I’m still not probably following what you see as it seems this is covered in the Pandas documentation ’ Table Visualization’:
import pandas as pd
import numpy as np
def style_negative(v, props=''):
return props if v < 0 else None
def highlight_max(s, props=''):
return np.where(s == np.nanmax(s.values), props, '')
def stylized_Data_frame():
data = {'col1': [4, -11], 'col2': [2, 8]}
df = pd.DataFrame(data)
s_df = df.style.map(style_negative, props='color:red;')\
.map(lambda v: 'opacity: 20%;' if (v < 9) and (v > 4) else None)
s_df.apply(highlight_max, props='color:white;background-color:darkblue', axis=0)
return s_df
stylized_Data_frame()
That is your example adapted to an example in the documentation. As you didn’t fully detail what you mean by styling you meant to add to the columns, I did something based on highlighting the maximum in the column, with some additional flair from the documentation examples thrown in.
Result:
Try it yourself without touching your own system, logging in, or installing things
Go here and click the launch binder
badge.
When the session comes up, open a new notebook and paste that code in and run it. You should see the same thing.
Very Minor:
Please make the job of those trying to help you easier by sharing useable code. For pasting code in so it is readable and useable in forums such as this, you’ll want to learn about ‘block code formatting’ here. (Or see about ‘fenced code blocks’ here. They are both the same thing if you look into the details. They just have slightly different terms used in the two locations.

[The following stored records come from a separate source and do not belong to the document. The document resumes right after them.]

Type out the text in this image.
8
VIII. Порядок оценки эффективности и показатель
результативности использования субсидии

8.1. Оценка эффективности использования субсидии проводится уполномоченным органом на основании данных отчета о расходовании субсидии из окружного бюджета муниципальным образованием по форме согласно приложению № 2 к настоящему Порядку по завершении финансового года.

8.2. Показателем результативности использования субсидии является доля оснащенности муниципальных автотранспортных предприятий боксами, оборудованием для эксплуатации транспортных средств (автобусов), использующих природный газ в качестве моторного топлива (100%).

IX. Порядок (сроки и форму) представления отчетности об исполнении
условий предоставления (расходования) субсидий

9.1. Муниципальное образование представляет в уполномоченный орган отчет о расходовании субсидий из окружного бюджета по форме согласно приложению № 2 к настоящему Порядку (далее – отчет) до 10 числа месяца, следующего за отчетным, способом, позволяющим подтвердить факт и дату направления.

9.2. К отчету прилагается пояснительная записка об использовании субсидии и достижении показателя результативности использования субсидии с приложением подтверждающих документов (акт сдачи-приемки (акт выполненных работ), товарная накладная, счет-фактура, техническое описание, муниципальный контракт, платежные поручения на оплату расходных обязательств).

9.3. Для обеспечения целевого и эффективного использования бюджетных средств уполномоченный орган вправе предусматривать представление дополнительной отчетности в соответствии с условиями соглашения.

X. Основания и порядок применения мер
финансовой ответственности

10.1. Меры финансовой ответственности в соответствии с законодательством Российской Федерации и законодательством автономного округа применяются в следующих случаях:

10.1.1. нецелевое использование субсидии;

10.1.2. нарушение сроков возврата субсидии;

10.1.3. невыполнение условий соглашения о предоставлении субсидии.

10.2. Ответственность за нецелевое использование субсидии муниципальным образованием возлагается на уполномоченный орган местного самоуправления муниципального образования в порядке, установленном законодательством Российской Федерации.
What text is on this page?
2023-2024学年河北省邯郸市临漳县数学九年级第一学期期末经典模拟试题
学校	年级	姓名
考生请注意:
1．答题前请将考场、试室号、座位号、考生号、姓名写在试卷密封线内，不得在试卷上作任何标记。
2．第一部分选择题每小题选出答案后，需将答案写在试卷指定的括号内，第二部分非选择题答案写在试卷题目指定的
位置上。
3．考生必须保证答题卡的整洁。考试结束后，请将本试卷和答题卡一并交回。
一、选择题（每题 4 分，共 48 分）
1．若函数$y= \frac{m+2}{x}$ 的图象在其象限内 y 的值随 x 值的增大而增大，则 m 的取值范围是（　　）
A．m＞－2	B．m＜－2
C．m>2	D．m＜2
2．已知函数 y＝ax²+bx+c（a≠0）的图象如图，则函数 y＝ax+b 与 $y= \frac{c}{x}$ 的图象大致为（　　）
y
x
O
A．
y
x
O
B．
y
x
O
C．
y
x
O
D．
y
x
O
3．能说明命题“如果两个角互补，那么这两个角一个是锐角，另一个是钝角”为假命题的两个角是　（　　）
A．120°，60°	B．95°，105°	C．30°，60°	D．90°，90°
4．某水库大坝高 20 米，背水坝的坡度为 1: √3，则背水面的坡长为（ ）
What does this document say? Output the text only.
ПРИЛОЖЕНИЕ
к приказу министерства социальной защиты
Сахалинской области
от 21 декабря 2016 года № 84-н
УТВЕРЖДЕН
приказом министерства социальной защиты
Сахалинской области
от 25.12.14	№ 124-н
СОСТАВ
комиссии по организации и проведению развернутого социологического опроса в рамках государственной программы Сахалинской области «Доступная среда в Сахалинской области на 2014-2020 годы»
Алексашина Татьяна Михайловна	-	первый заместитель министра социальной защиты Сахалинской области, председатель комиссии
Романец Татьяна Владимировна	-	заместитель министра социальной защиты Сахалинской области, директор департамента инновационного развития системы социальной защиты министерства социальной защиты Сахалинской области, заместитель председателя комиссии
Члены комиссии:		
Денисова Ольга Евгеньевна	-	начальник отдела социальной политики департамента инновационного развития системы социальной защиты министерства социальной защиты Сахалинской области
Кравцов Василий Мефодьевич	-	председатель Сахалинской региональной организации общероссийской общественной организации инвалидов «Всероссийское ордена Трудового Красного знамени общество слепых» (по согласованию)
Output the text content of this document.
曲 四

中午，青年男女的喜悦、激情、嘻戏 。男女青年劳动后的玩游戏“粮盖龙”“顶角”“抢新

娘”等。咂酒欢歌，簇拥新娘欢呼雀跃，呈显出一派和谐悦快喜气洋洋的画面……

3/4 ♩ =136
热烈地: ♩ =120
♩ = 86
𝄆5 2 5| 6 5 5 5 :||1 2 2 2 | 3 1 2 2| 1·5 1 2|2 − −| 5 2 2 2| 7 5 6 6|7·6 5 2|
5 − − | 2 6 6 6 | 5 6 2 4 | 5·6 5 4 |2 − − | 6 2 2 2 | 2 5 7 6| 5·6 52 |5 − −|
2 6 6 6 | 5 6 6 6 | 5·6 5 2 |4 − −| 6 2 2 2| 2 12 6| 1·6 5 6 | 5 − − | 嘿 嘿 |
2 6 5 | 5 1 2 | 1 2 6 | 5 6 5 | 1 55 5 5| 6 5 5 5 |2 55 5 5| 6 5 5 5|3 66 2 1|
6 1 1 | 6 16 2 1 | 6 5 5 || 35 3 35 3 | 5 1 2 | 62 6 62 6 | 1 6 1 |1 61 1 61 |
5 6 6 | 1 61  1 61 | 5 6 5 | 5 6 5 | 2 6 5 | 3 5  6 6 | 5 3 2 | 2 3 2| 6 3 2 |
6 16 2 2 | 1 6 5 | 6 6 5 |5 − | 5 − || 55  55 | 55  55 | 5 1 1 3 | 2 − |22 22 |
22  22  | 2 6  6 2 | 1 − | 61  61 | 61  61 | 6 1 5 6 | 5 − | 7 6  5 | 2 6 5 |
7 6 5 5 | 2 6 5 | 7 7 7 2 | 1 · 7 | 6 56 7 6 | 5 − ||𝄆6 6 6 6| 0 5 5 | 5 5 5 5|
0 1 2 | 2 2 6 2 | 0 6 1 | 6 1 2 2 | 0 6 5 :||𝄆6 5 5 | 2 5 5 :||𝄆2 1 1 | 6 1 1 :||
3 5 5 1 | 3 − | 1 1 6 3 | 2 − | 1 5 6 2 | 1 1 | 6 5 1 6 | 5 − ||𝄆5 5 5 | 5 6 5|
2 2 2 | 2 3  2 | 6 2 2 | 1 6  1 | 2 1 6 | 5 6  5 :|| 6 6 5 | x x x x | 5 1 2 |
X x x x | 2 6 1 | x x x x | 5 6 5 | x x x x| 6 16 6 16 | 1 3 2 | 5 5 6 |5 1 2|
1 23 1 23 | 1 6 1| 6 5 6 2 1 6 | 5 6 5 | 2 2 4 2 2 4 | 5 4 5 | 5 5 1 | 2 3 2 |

If you read How do I ask a good question?, found referenced at the end of ‘Getting good answers to your questions’ in this forum, you’ll see the advice is always to try and run fresh the material provided in the post and only the post. (For simple code this can be more of a thought exercise once you do it a few times; however, for complex code it is always best to try. MyBinder-provided sessions, example of which I used under the ‘Try it yourself’ section, are great for this.) You’d see that the provided code didn’t work in your case.